(Article mis en ligne le 05.08.2025)
Nous sommes nombreux à être importunés par des appels téléphoniques intempestifs visant à nous démarcher dans le but de nous vendre produits et autres services. Une loi votée dernièrement par le Parlement devrait permettre de faire enfin évoluer les choses, avec l'intégration de la notion de consentement inversant la logique actuelle. On vous explique.
De quoi parle t'on ?
En France, le démarchage téléphonique est défini dans l'article L221-16 du code de la consommation [à consulter ici]. Outre la protection des données personnelles RGPD (Règlement Général sur la Protection des Données), la pratique est encadrée par les lois du 17 mars 2014 [à consulter ici] et du 24 juillet 2020 [à consulter ici] visant à encadrer le démarchage téléphonique et à lutter contre les appels frauduleux.
Ces textes sont venus renforcer l'opposition à posteriori du consommateur à être démarché, reposant sur 3 catégories de règles :
- Celles relatives aux consommateurs (inscription gratuite sur la liste "Bloctel" pour s'opposer au démarchage, interdiction du démarchage dans certains secteurs : rénovation énergétique, Compte Personnel de Formation…)
- Celles relatives aux horaires et fréquences d'appel
- Celles relatives au contenu des appels
Cependant, ces lois n'étaient pas suffisantes, certains acteurs peu scrupuleux allant jusqu'à ignorer les interdictions sectorielles ; par exemple, nombre de ces appels intempestifs concerne encore les travaux de rénovation énergétique alors même que c'est interdit. Par ailleurs, seuls 9% des consommateurs sont inscrits sur le dispositif "Bloctel", et ce dernier ne protège pas les personnes contre les appels intempestifs.
Alors qu'est ce qui va changer ?
Une Proposition de loi visant à lutter "contre toutes les fraudes aux aides publiques" a été déposée par le député du Groupe "Ensemble pour la République - EPR" Thomas CAZENAVE, co-signée notamment par Christine LE NABOUR.
Votée en mai dernier par le Parlement (le 14 mai par l'Assemblée nationale ; le 21 mai par le Sénat), elle comprend un volet sur le démarchage commercial par téléphone ou voie électronique. Elle a été promulguée par le président de la République le 30 juin dernier.

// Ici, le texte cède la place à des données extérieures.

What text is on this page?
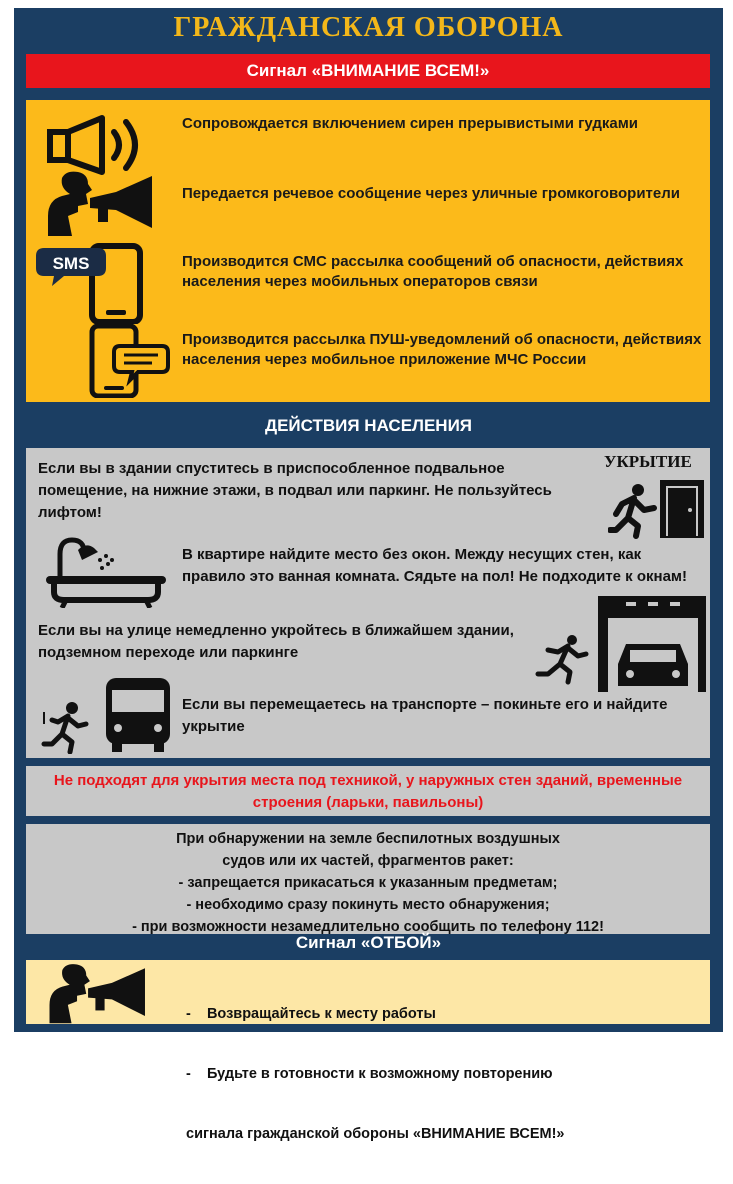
ГРАЖДАНСКАЯ ОБОРОНА
Сигнал «ВНИМАНИЕ ВСЕМ!»
Сопровождается включением сирен прерывистыми гудками
Передается речевое сообщение через уличные громкоговорители
SMS	Производится СМС рассылка сообщений об опасности, действиях населения через мобильных операторов связи
Производится рассылка ПУШ-уведомлений об опасности, действиях населения через мобильное приложение МЧС России
ДЕЙСТВИЯ НАСЕЛЕНИЯ
Если вы в здании спуститесь в приспособленное подвальное помещение, на нижние этажи, в подвал или паркинг. Не пользуйтесь лифтом!
УКРЫТИЕ
В квартире найдите место без окон. Между несущих стен, как правило это ванная комната. Сядьте на пол! Не подходите к окнам!
Если вы на улице немедленно укройтесь в ближайшем здании, подземном переходе или паркинге
Если вы перемещаетесь на транспорте – покиньте его и найдите укрытие
Не подходят для укрытия места под техникой, у наружных стен зданий, временные строения (ларьки, павильоны)
При обнаружении на земле беспилотных воздушных
судов или их частей, фрагментов ракет:
- запрещается прикасаться к указанным предметам;
- необходимо сразу покинуть место обнаружения;
- при возможности незамедлительно сообщить по телефону 112!
Сигнал «ОТБОЙ»

-    Возвращайтесь к месту работы

-    Будьте в готовности к возможному повторению

сигнала гражданской обороны «ВНИМАНИЕ ВСЕМ!»
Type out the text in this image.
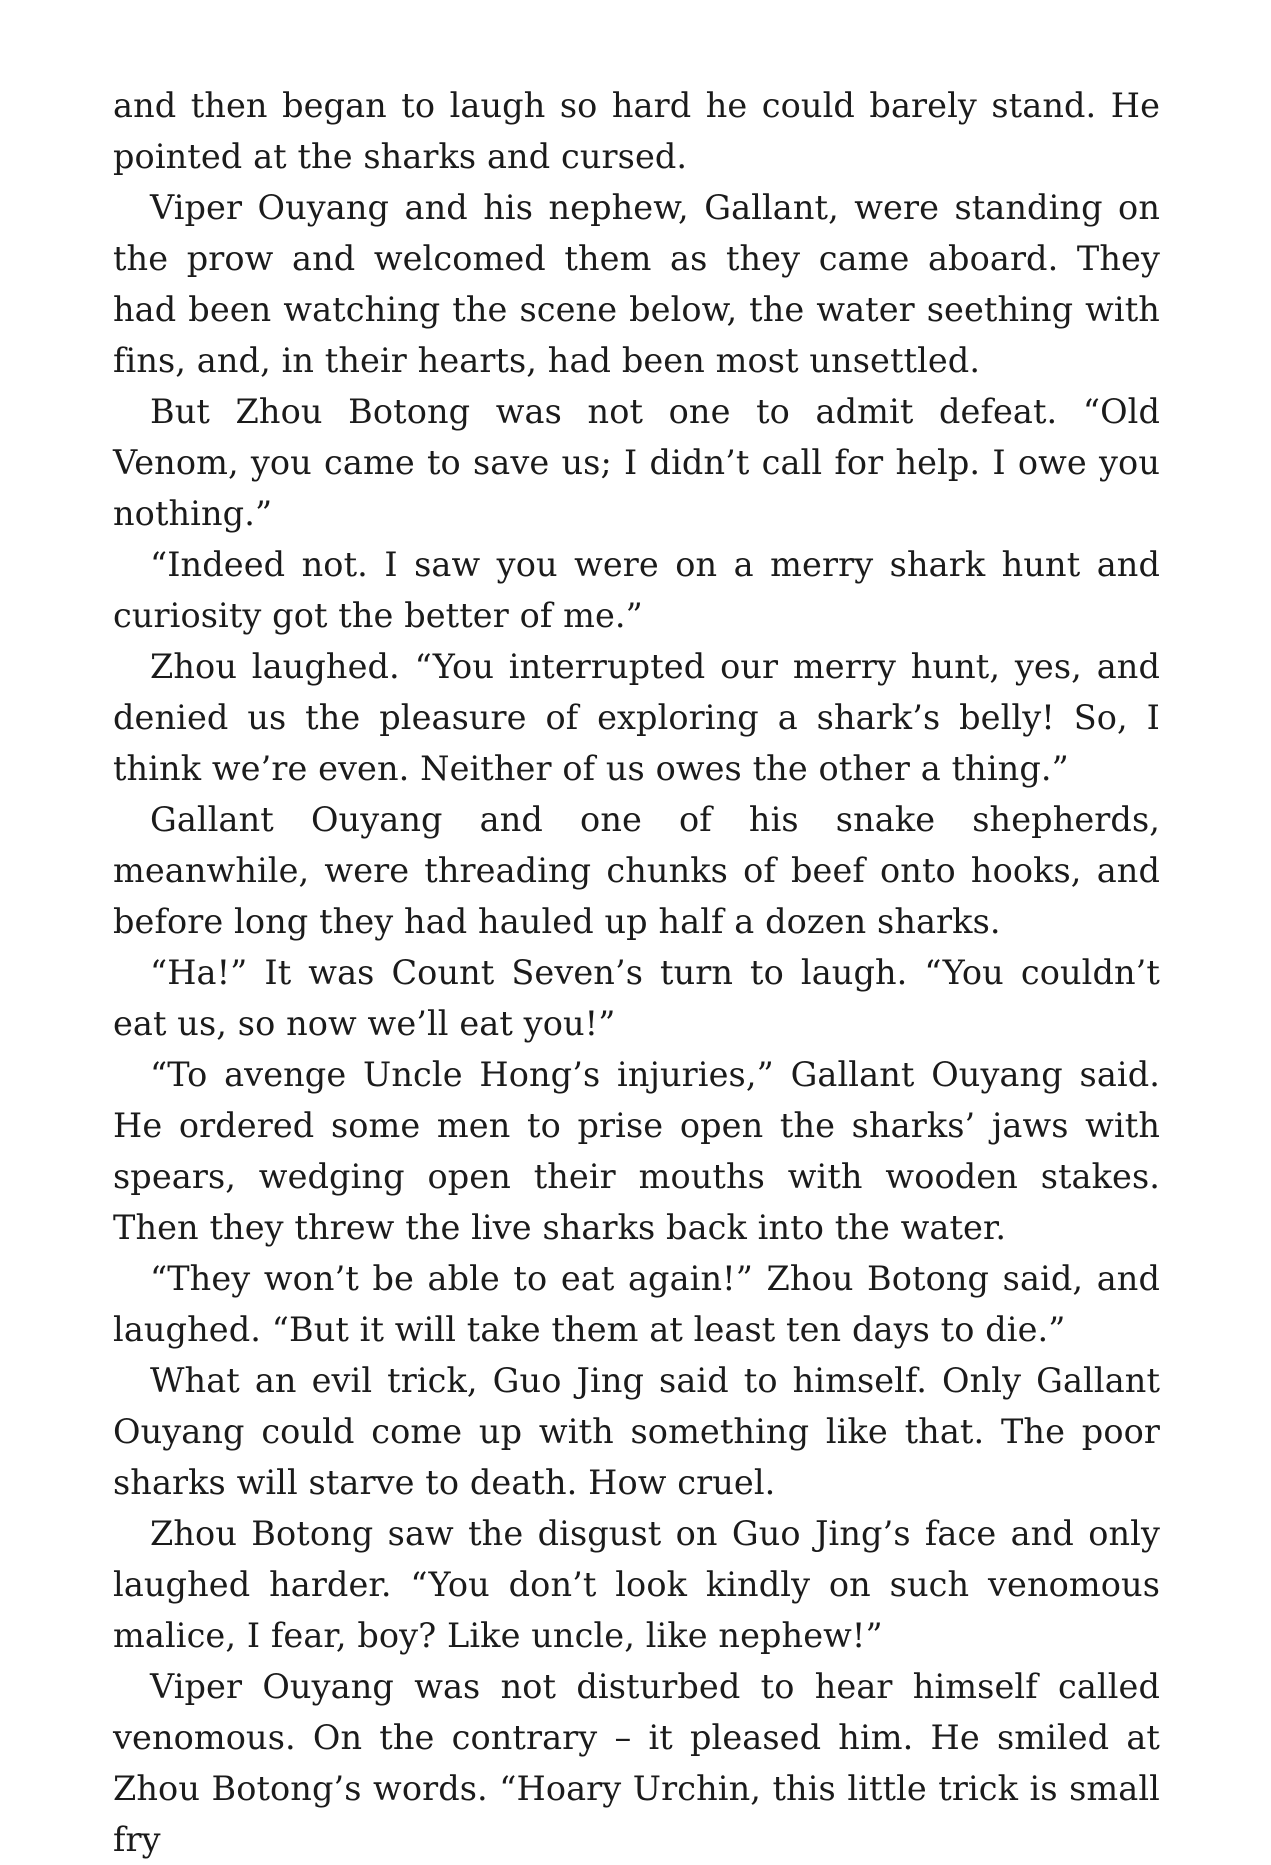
and then began to laugh so hard he could barely stand. He pointed at the sharks and cursed.

Viper Ouyang and his nephew, Gallant, were standing on the prow and welcomed them as they came aboard. They had been watching the scene below, the water seething with fins, and, in their hearts, had been most unsettled.

But Zhou Botong was not one to admit defeat. “Old Venom, you came to save us; I didn’t call for help. I owe you nothing.”

“Indeed not. I saw you were on a merry shark hunt and curiosity got the better of me.”

Zhou laughed. “You interrupted our merry hunt, yes, and denied us the pleasure of exploring a shark’s belly! So, I think we’re even. Neither of us owes the other a thing.”

Gallant Ouyang and one of his snake shepherds, meanwhile, were threading chunks of beef onto hooks, and before long they had hauled up half a dozen sharks.

“Ha!” It was Count Seven’s turn to laugh. “You couldn’t eat us, so now we’ll eat you!”

“To avenge Uncle Hong’s injuries,” Gallant Ouyang said. He ordered some men to prise open the sharks’ jaws with spears, wedging open their mouths with wooden stakes. Then they threw the live sharks back into the water.

“They won’t be able to eat again!” Zhou Botong said, and laughed. “But it will take them at least ten days to die.”

What an evil trick, Guo Jing said to himself. Only Gallant Ouyang could come up with something like that. The poor sharks will starve to death. How cruel.

Zhou Botong saw the disgust on Guo Jing’s face and only laughed harder. “You don’t look kindly on such venomous malice, I fear, boy? Like uncle, like nephew!”

Viper Ouyang was not disturbed to hear himself called venomous. On the contrary – it pleased him. He smiled at Zhou Botong’s words. “Hoary Urchin, this little trick is small fry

Le texte adopté prévoit notamment une interdiction de principe du démarchage téléphonique dans tous les secteurs d’ici un an (août 2026). Ces 13 mois doivent permettre aux professionnels de revoir leurs méthodes de prospection téléphonique et mettre en place les outils nécessaires au recueil du consentement. En effet, le démarchage direct (ou par l’intermédiaire d’un tiers) par téléphone auprès d’un particulier, sera désormais interdit si l’entreprise n’a pas obtenu au préalable son consentement (ce dernier étant défini comme une « volonté libre, spécifique, éclairée, univoque et révocable »). Ainsi, il faudra que le particulier ait donné son accord explicite, que ce soit lors d’un achat, lors d’une visite en magasin ou via un formulaire, avec une preuve de ce consentement qui devra pouvoir être apportée par le professionnel.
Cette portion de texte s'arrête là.